In: "8th International Conference ORBIT 2012", 12/06/2012 - 15/06/2012, Rennes, France. pp. 725-732.
Gasification is a technology that can replace traditional management alternatives used up to date to deal with this waste (landfilling, composting and incineration) and which fulfils the social, environmental and legislative requirements. The main products of sewage sludge gasification are permanent gases (useful to generate energy or to be used as raw material in chemical synthesis processes), liquids (tars) and char. One of the main problems to be solved in gasification is tar production. Tars are organic impurities which can condense at relatively high temperatures making impossible to use the produced gases for most applications. This work deals with the effect of some primary tar removal processes (performed inside the gasifier) on sewage sludge gasification products. For this purpose, analysis of the gas composition, tar production, cold gas efficiency and carbon conversion were carried out. The tests were performed with air in a laboratory scale plant consisting mainly of a bubbling bed gasifier. No catalyzed and catalyzed (10% wt of dolomite in the bed and in the feeding) tests were carried out at different temperatures (750ºC, 800ºC and 850ºC) in order to know the effect of these parameters in the gasification products. As far as tars were concerned, qualitative and quantitative tar composition was determined. In all tests the Equivalence Ratio (ER) was kept at 0.3.
Temperature is one of the most influential variables in sewage sludge gasification. Higher temperatures favoured
hydrogen and CO production while CO2 content decreased, which might be partially explained by the effect of the
cracking, Boudouard and CO2 reforming reactions. At 850ºC, cold gas efficiency and carbon conversion reached 49%
and 76%, respectively. The presence of dolomite as catalyst increased the production of H2 reaching contents of 15.5%
by volume at 850 °C. Similar behaviour was found for CO whereas CO2 and CnHm (light hydrocarbons) production
decreased. In the presence of dolomite, a tar reduction of up to 51% was reached in comparison with no catalyzed tests,
as well as improvements on cold gas efficiency and carbon conversion. Several assays were developed in order to test catalyst performance under more rough gasification conditions.

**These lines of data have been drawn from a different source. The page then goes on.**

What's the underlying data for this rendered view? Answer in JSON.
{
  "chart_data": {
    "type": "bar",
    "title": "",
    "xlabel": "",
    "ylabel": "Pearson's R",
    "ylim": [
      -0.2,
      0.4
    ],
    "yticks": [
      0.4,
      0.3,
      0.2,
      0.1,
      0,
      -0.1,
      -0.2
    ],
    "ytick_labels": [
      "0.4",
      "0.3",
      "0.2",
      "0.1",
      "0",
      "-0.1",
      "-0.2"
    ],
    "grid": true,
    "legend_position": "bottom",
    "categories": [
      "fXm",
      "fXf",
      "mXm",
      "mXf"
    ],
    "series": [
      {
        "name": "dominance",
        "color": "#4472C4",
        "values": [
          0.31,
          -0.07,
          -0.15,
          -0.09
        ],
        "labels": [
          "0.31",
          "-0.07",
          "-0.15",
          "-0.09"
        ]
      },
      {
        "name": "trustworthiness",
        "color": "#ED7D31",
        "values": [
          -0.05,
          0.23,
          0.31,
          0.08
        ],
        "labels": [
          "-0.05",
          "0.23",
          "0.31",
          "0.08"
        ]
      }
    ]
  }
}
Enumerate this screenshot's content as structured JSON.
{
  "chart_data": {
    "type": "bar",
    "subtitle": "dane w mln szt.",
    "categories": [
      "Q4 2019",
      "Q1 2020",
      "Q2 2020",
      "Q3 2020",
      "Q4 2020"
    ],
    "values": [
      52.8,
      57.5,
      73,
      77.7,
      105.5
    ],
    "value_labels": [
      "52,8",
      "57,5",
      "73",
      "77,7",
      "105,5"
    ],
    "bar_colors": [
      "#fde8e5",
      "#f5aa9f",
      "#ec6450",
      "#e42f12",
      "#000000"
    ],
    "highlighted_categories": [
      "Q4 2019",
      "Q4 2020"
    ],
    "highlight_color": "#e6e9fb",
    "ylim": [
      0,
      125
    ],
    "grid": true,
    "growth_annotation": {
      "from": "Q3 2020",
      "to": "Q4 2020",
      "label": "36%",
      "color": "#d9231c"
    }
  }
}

For this purpose, the throughput value (TR), defined as kg sludge “as received” fed to the gasifier per hour and per m2 of cross sectional area of the gasifier, was modified. Specifically, the TR values used were 110 (reference value), 215 and 322 kg/h·m2. When TR increased, the H2, CO and CH4 production decreased while the CO2 and the CnHm production increased. Tar production increased drastically with TR during no catalysed tests what is related to the lower residence time of the gas inside the reactor. Nevertheless, even at TR=322 kg/h·m2, tar production decreased by nearly 50% with in-bed use of dolomite in comparison with no catalyzed assays under the same operating conditions.
Regarding relative tar composition, there was an increase in benzene and naphthalene content when temperature
increased while the content of the rest of compounds decreased. The dolomite seemed to be effective all over the range of molecular weight studied showing tar removal efficiencies between 35-55% in most cases. High values of the TR caused a significant increase in tar production but a slight effect on tar composition.